Bread makers are bracing themselves for a possible repeat of 2010, when failed harvests and export bans sent grains prices soaring.
But while the price rises two years ago were mainly down to issues with wheat, this time it is maize that is the problem.
Drought has devastated the US maize crop and because wheat is a substitute in the feed market, demand for wheat has increased dramatically, causing prices in London and Paris to rise by a third in just one month.
At this level, bakers will have little choice but to pass on increases to consumers.
“The sheer magnitude of the wheat price increases means that we will have to pass them on,” says Michael Clarke, CEO of Hovis baker Premier Foods. Clarke has the added concern that Hovis is committed to using only British wheat, which has been hit by the recent wet weather, while arch rival Warburtons also uses Canadian wheat, which is less affected.
Weather-related problems continue to take their toll on the grains markets, with milling wheat now a particular pressure point (see above).
Prices have also risen in the UK oats market even though planting area was expected to be up, after torrential rains over the summer left many fields flooded. At an average of £180/tonne, UK oats are now 2.9% more expensive than last year, having risen by a further 16.1% in the past month.
Basmati rice prices are also rising - at £643.9/tonne, they are up 22.9% year-on-year and 17.7% month-on-month - due to comparatively poor monsoon rains on the Indian sub-continent this year.
Prices have remained on a downward trajectory for electricity and key plastics.
“There are real concerns about the UK crop,” says Alex Waugh, director general of the National Association of British and Irish Millers.
There have already been sharp price increases for domestic milling wheat suitable for bread making. The UK milling wheat price has shot up by 40%, to £246/tonne, in a month.
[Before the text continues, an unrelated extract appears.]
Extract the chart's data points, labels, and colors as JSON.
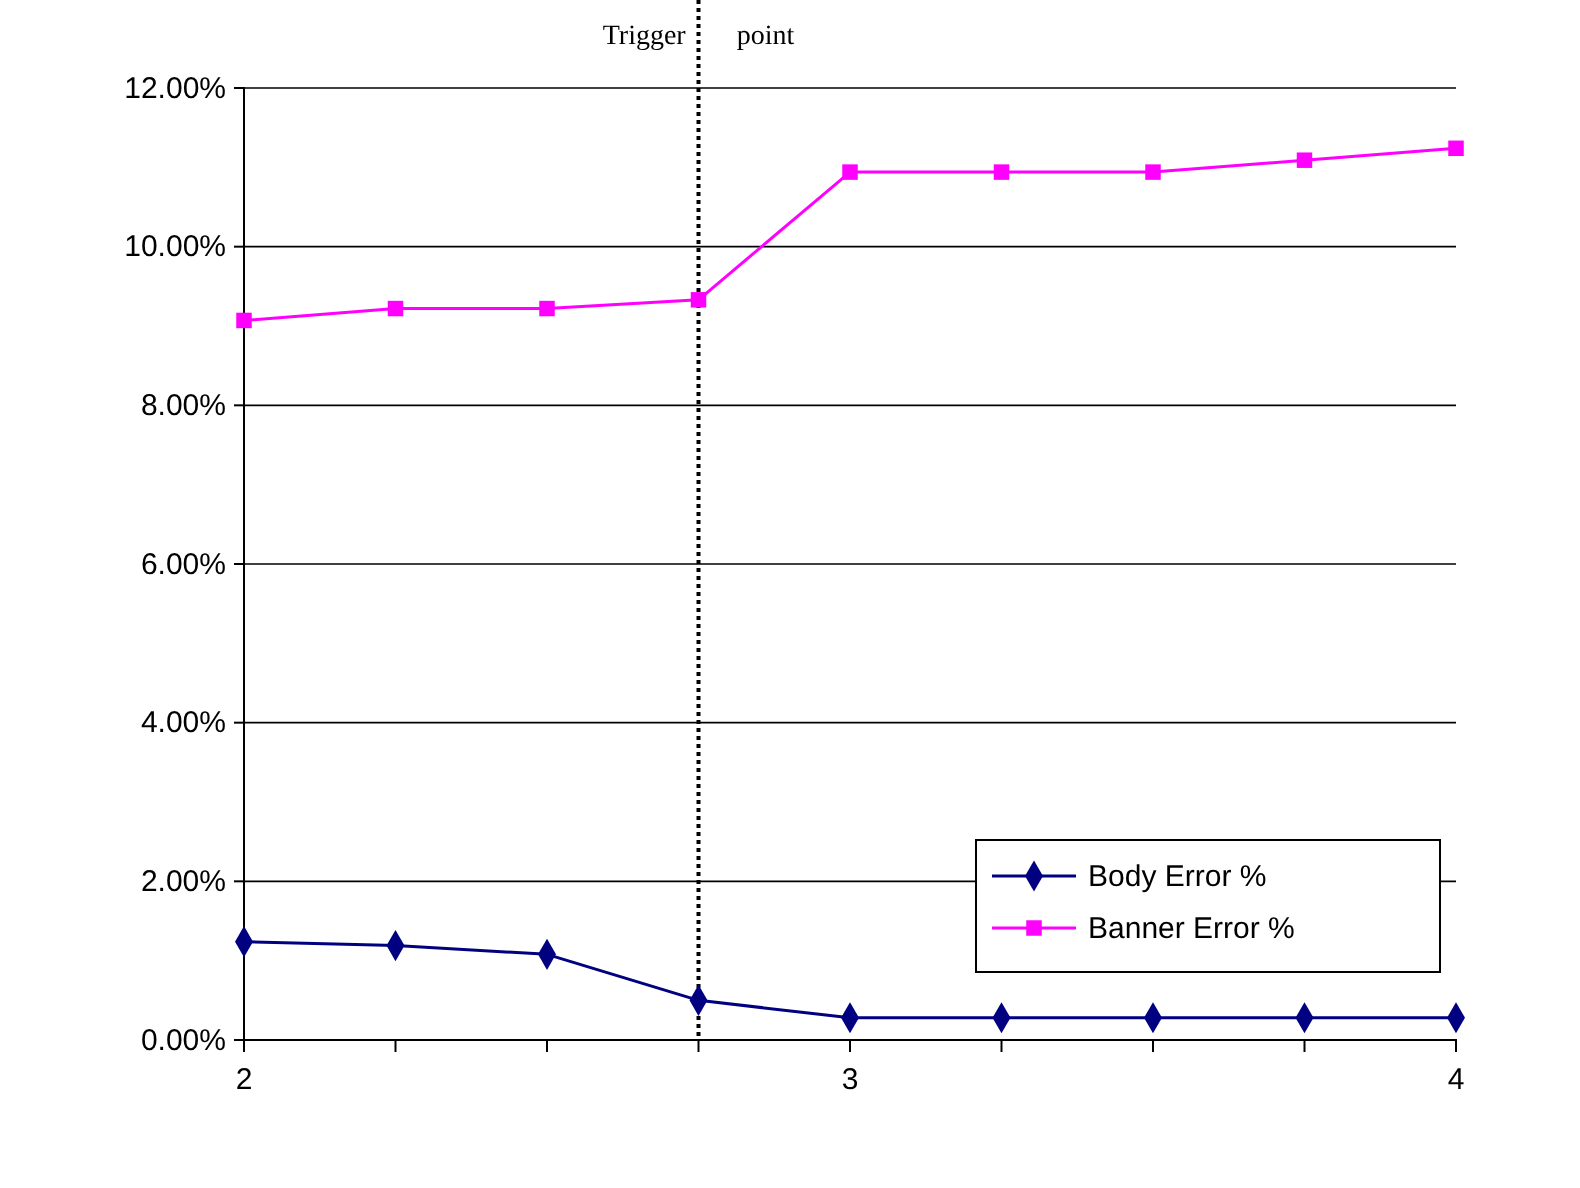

The feed wheat price has risen by a more modest 28%, to £192/tonne.
Dry weather over the coming month would mitigate the quality problems and pressure on prices, but some of the damage is likely to have been done.
Another risk factor is a potential export ban on wheat from Russia and the ex-Soviet states. Two years ago, Russia inflated world wheat prices by implementing an export ban because of a poor projected harvest.
Moscow has kept export channels open for now, but speculation was rising this week that a ban this year could be on the cards after all.